Quand Marcel Gisler nous présente Mario, il est l’étoile montante d’un petit club suisse et rêve de rejoindre la cour des grands. Lorsque son équipe recrute le jeune Allemand Leon, Mario voit ses rêves de grandeurs se confronter à un autre désir, charnel et romantique cette fois-ci. Une attirance évidemment rapidement dévoilée. Face à la pression, peu d’alternatives. On se soumet aux exigences du club et on fait profil bas, ou on se barre. Par ce biais, Gisler ausculte la cruauté d’un milieu qui ne soutient ses joueurs que lorsqu’ils rentrent dans le moule bien formaté du footballeur idéal. Celui qui rendra bien en poster dans la chambre de ceux qui l’idolâtrent. Le film explore l’hypocrisie habituelle (« Tu sais, nous on a pas de problème avec ça, c’est à cause des autres » ), la crise identitaire, le mal-être de celui à qui on assène qu’il ne peut pas vivre au grand jour. Et que dire de ces épouses dont le statut de potiches se double pour l’occasion d’alibis médiatiques ? Mascarade organisée et vie amoureuse sacrifiée sur l’autel de la célébrité – celle d’un autre de surcroît : pas sûr que leur sort soit moins tragique que celui de leurs (faux) partenaires.

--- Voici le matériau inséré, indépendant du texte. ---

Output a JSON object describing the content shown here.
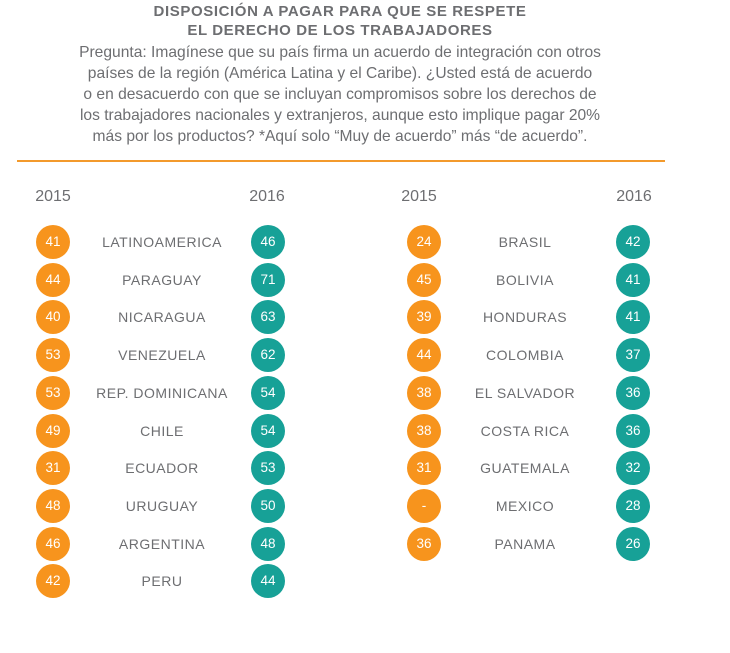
{
  "title": {
    "line1": "DISPOSICIÓN A PAGAR PARA QUE SE RESPETE",
    "line2": "EL DERECHO DE LOS TRABAJADORES"
  },
  "question": {
    "lines": [
      "Pregunta: Imagínese que su país firma un acuerdo de integración con otros",
      "países de la región (América Latina y el Caribe). ¿Usted está de acuerdo",
      "o en desacuerdo con que se incluyan compromisos sobre los derechos de",
      "los trabajadores nacionales y extranjeros, aunque esto implique pagar 20%",
      "más por los productos? *Aquí solo “Muy de acuerdo” más “de acuerdo”."
    ]
  },
  "colors": {
    "year_2015": "#f7941d",
    "year_2016": "#17a197",
    "rule": "#f39a2c"
  },
  "chart_data": {
    "type": "table",
    "columns": [
      "2015",
      "2016"
    ],
    "left_table": [
      {
        "country": "LATINOAMERICA",
        "v2015": "41",
        "v2016": "46"
      },
      {
        "country": "PARAGUAY",
        "v2015": "44",
        "v2016": "71"
      },
      {
        "country": "NICARAGUA",
        "v2015": "40",
        "v2016": "63"
      },
      {
        "country": "VENEZUELA",
        "v2015": "53",
        "v2016": "62"
      },
      {
        "country": "REP. DOMINICANA",
        "v2015": "53",
        "v2016": "54"
      },
      {
        "country": "CHILE",
        "v2015": "49",
        "v2016": "54"
      },
      {
        "country": "ECUADOR",
        "v2015": "31",
        "v2016": "53"
      },
      {
        "country": "URUGUAY",
        "v2015": "48",
        "v2016": "50"
      },
      {
        "country": "ARGENTINA",
        "v2015": "46",
        "v2016": "48"
      },
      {
        "country": "PERU",
        "v2015": "42",
        "v2016": "44"
      }
    ],
    "right_table": [
      {
        "country": "BRASIL",
        "v2015": "24",
        "v2016": "42"
      },
      {
        "country": "BOLIVIA",
        "v2015": "45",
        "v2016": "41"
      },
      {
        "country": "HONDURAS",
        "v2015": "39",
        "v2016": "41"
      },
      {
        "country": "COLOMBIA",
        "v2015": "44",
        "v2016": "37"
      },
      {
        "country": "EL SALVADOR",
        "v2015": "38",
        "v2016": "36"
      },
      {
        "country": "COSTA RICA",
        "v2015": "38",
        "v2016": "36"
      },
      {
        "country": "GUATEMALA",
        "v2015": "31",
        "v2016": "32"
      },
      {
        "country": "MEXICO",
        "v2015": "-",
        "v2016": "28"
      },
      {
        "country": "PANAMA",
        "v2015": "36",
        "v2016": "26"
      }
    ]
  }
}
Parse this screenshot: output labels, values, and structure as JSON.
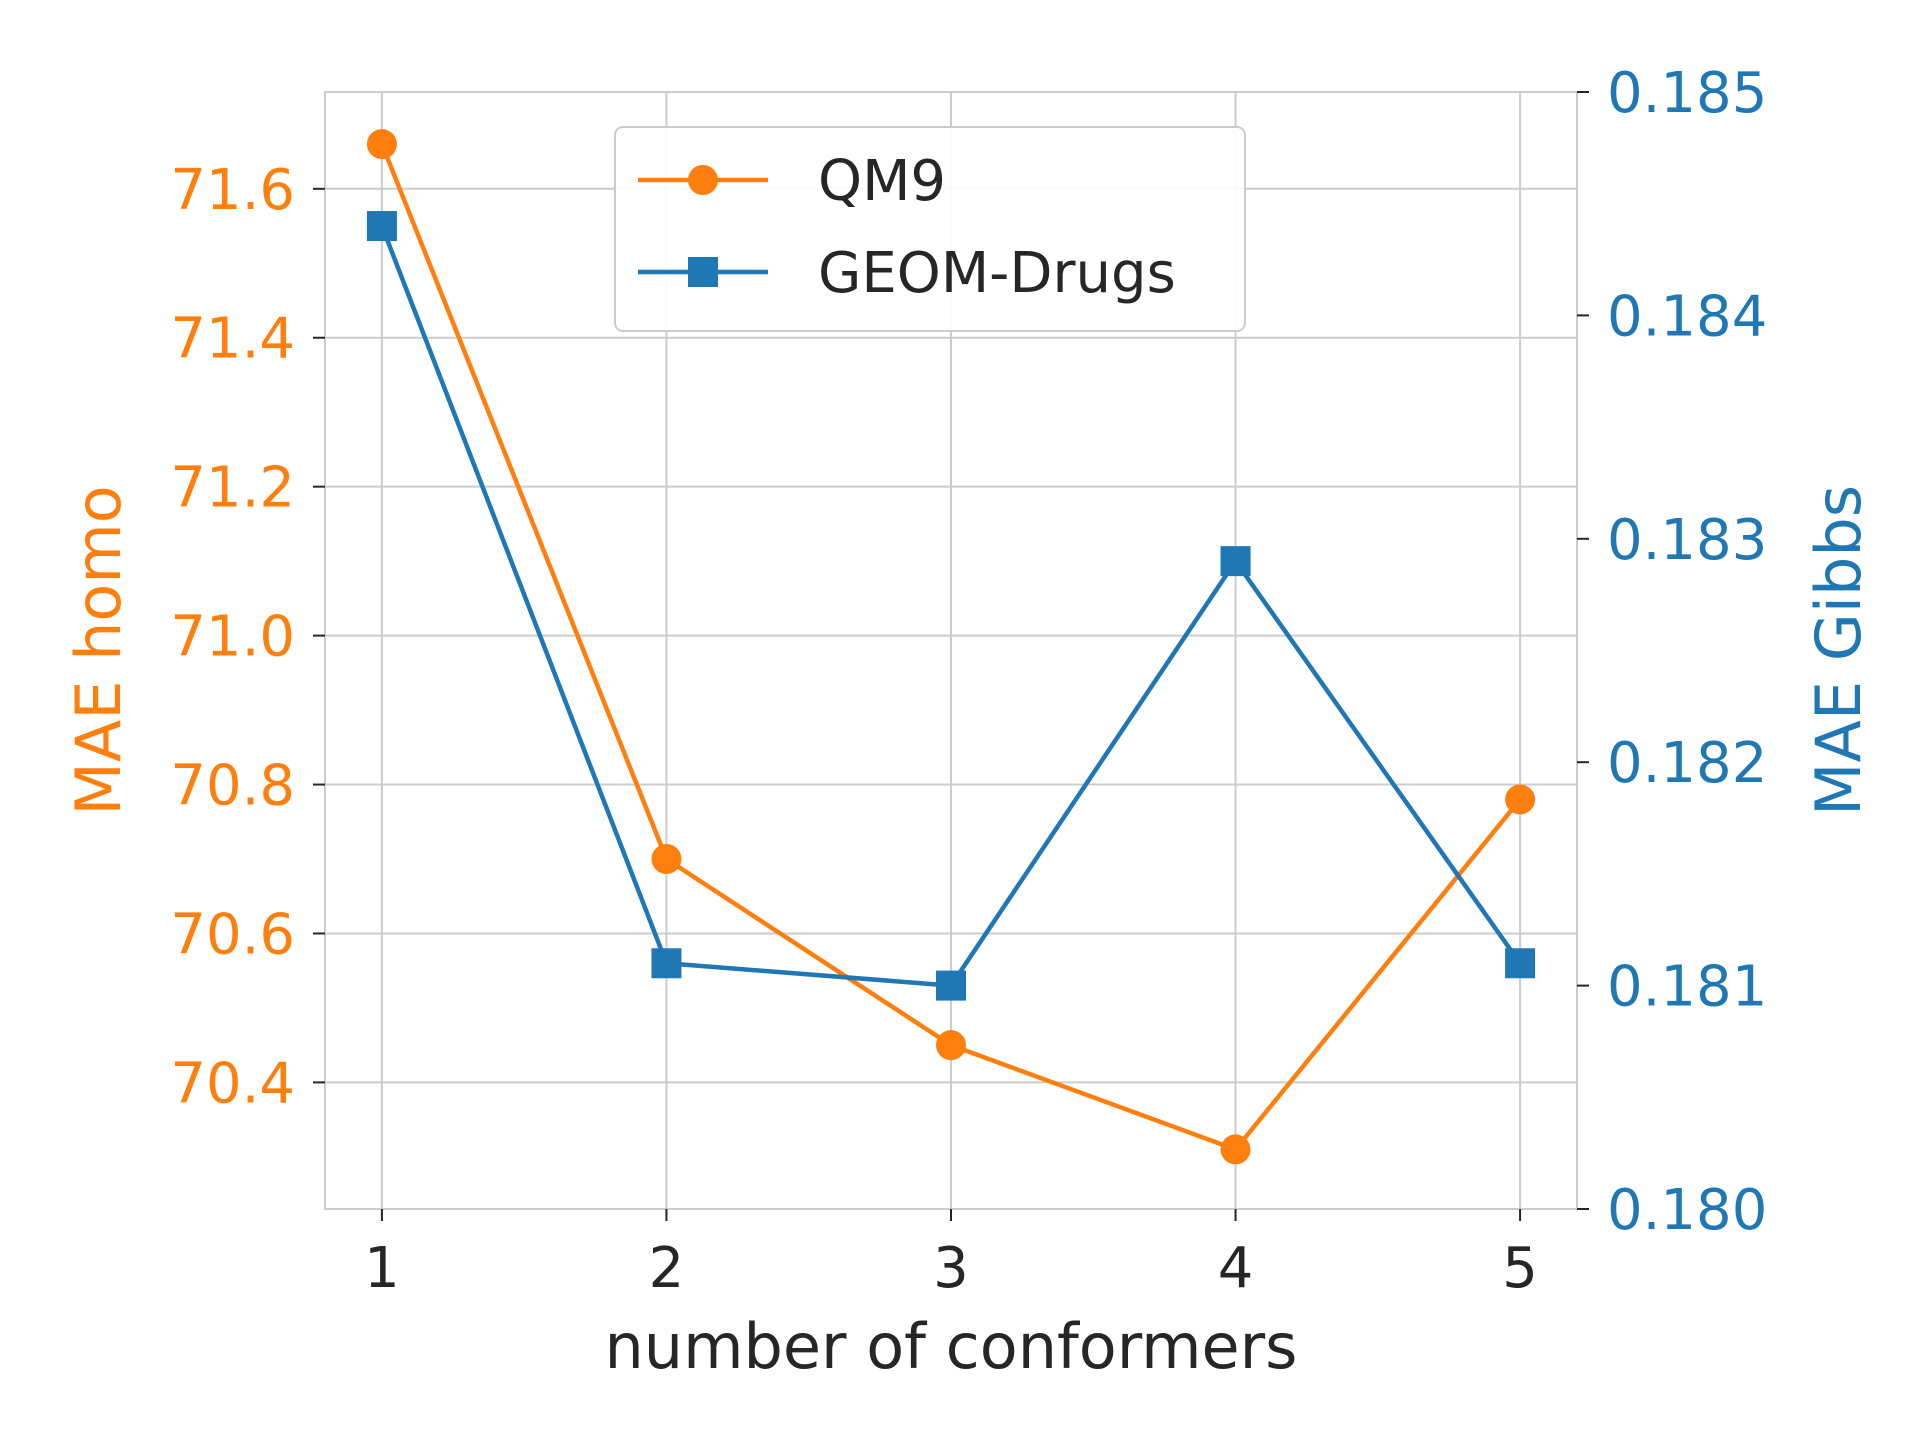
{
  "chart_data": {
    "type": "line",
    "xlabel": "number of conformers",
    "ylabel_left": "MAE homo",
    "ylabel_right": "MAE Gibbs",
    "x": [
      1,
      2,
      3,
      4,
      5
    ],
    "x_ticks": [
      "1",
      "2",
      "3",
      "4",
      "5"
    ],
    "xlim": [
      0.8,
      5.2
    ],
    "grid": true,
    "legend_position": "top-center",
    "series": [
      {
        "name": "QM9",
        "axis": "left",
        "marker": "circle",
        "color": "#ff7f0e",
        "values": [
          71.66,
          70.7,
          70.45,
          70.31,
          70.78
        ]
      },
      {
        "name": "GEOM-Drugs",
        "axis": "right",
        "marker": "square",
        "color": "#1f77b4",
        "values": [
          0.1844,
          0.1811,
          0.181,
          0.1829,
          0.1811
        ]
      }
    ],
    "left_axis": {
      "ylim": [
        70.23,
        71.73
      ],
      "ticks": [
        70.4,
        70.6,
        70.8,
        71.0,
        71.2,
        71.4,
        71.6
      ],
      "tick_labels": [
        "70.4",
        "70.6",
        "70.8",
        "71.0",
        "71.2",
        "71.4",
        "71.6"
      ],
      "color": "#ff7f0e"
    },
    "right_axis": {
      "ylim": [
        0.18,
        0.185
      ],
      "ticks": [
        0.18,
        0.181,
        0.182,
        0.183,
        0.184,
        0.185
      ],
      "tick_labels": [
        "0.180",
        "0.181",
        "0.182",
        "0.183",
        "0.184",
        "0.185"
      ],
      "color": "#1f77b4"
    },
    "axis_text_color": "#262626",
    "grid_color": "#cccccc"
  }
}
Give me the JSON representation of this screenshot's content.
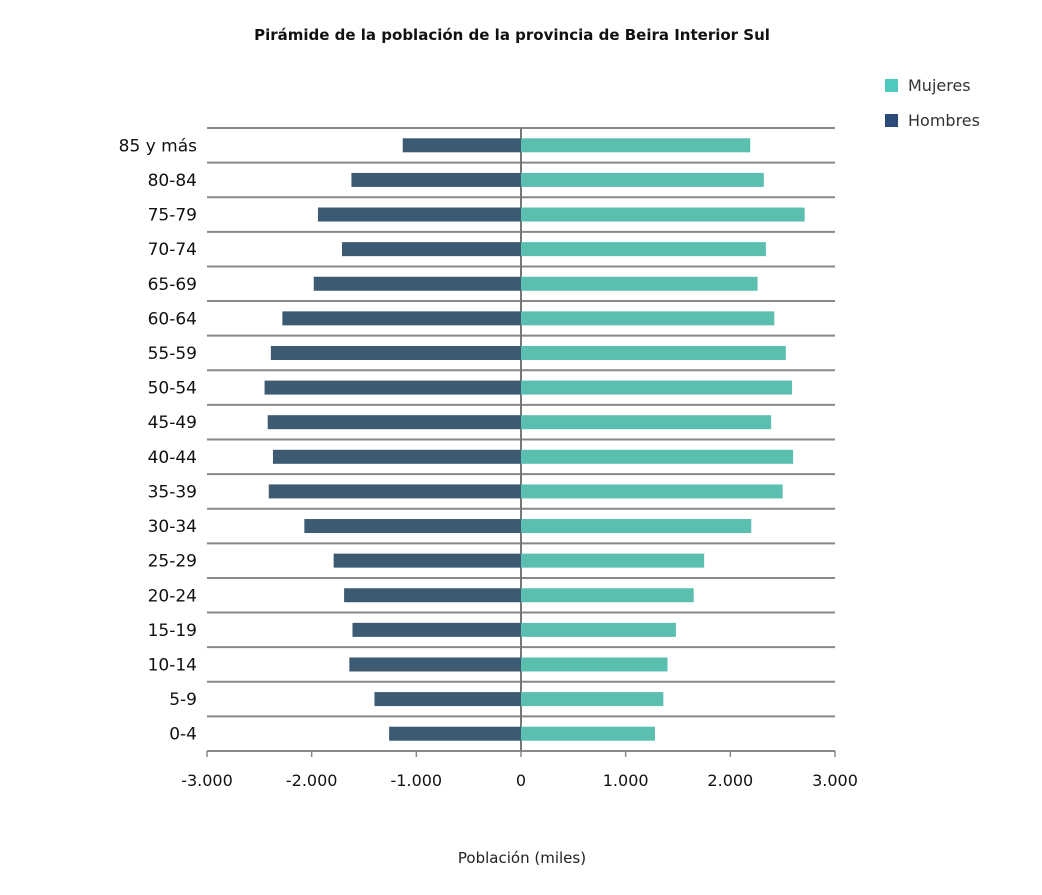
{
  "chart_data": {
    "type": "bar",
    "orientation": "horizontal",
    "title": "Pirámide de la población de la provincia de Beira Interior Sul",
    "xlabel": "Población (miles)",
    "ylabel": "",
    "xlim": [
      -3000,
      3000
    ],
    "xticks": [
      -3000,
      -2000,
      -1000,
      0,
      1000,
      2000,
      3000
    ],
    "xtick_labels": [
      "-3.000",
      "-2.000",
      "-1.000",
      "0",
      "1.000",
      "2.000",
      "3.000"
    ],
    "grid": "horizontal",
    "legend_position": "top-right",
    "categories": [
      "85 y más",
      "80-84",
      "75-79",
      "70-74",
      "65-69",
      "60-64",
      "55-59",
      "50-54",
      "45-49",
      "40-44",
      "35-39",
      "30-34",
      "25-29",
      "20-24",
      "15-19",
      "10-14",
      "5-9",
      "0-4"
    ],
    "series": [
      {
        "name": "Mujeres",
        "color": "#5bbfb0",
        "legend_color": "#4ec9bd",
        "values": [
          2190,
          2320,
          2710,
          2340,
          2260,
          2420,
          2530,
          2590,
          2390,
          2600,
          2500,
          2200,
          1750,
          1650,
          1480,
          1400,
          1360,
          1280
        ]
      },
      {
        "name": "Hombres",
        "color": "#3d5a73",
        "legend_color": "#2b4a78",
        "values": [
          -1130,
          -1620,
          -1940,
          -1710,
          -1980,
          -2280,
          -2390,
          -2450,
          -2420,
          -2370,
          -2410,
          -2070,
          -1790,
          -1690,
          -1610,
          -1640,
          -1400,
          -1260
        ]
      }
    ]
  }
}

Cette année, la Coupe du Monde était organisée en Russie. La prochaine se tiendra au Qatar. Deux pays ouvertement opposés à l’homosexualité. Si on se demandait où se situaient les priorités de la FIFA, elles ne se cachent visiblement par derrière les droits de l’homme… De toute évidence, le film n’est pas exempt de défauts. L’esthétique est très austère, presque froide, l’histoire d’amour reste très classique et le scénario somme toute très simple et finalement peu sanguin. Peut-être aurions-nous plus rêvé de rébellion, de révolte, de cris du cœur. Mais peut-être sommes-nous trop idéalistes, trop engagés, trop agacés. Néanmoins, Mario a le mérite de taper du crampon dans la fourmilière et de traiter, de mémoire pour la première fois sur grand écran, de cette saloperie de tabou qu’est l’homosexualité dans le monde du football. On regrette simplement que le film se fasse aussi fataliste et pessimiste, comme si toute romance gay ne pouvait trouver au cinéma qu’une issue dramatique. On a beau soutenir de tout notre être l’émergence des thématiques LGBTQ sur les écrans (quels qu’ils soient), il va vite devenir nécessaire que le cinéma sorte de cette préconception de l’amour gay comme amour maudit au bonheur fondamentalement inaccessible. Après toutes ces années et ô combien de drames, la respiration devient plus que nécessaire.
Mario, de Marcel Gisler. Avec Max Hubacher, Aaron Altaras, Jessy Moravec. Drame humain sur terrain de foot. Nationalité : Suisse. Durée : 1h59. Distributeur : Epicentre Films. Disponible en DVD et en salles depuis le 1er Août 2018.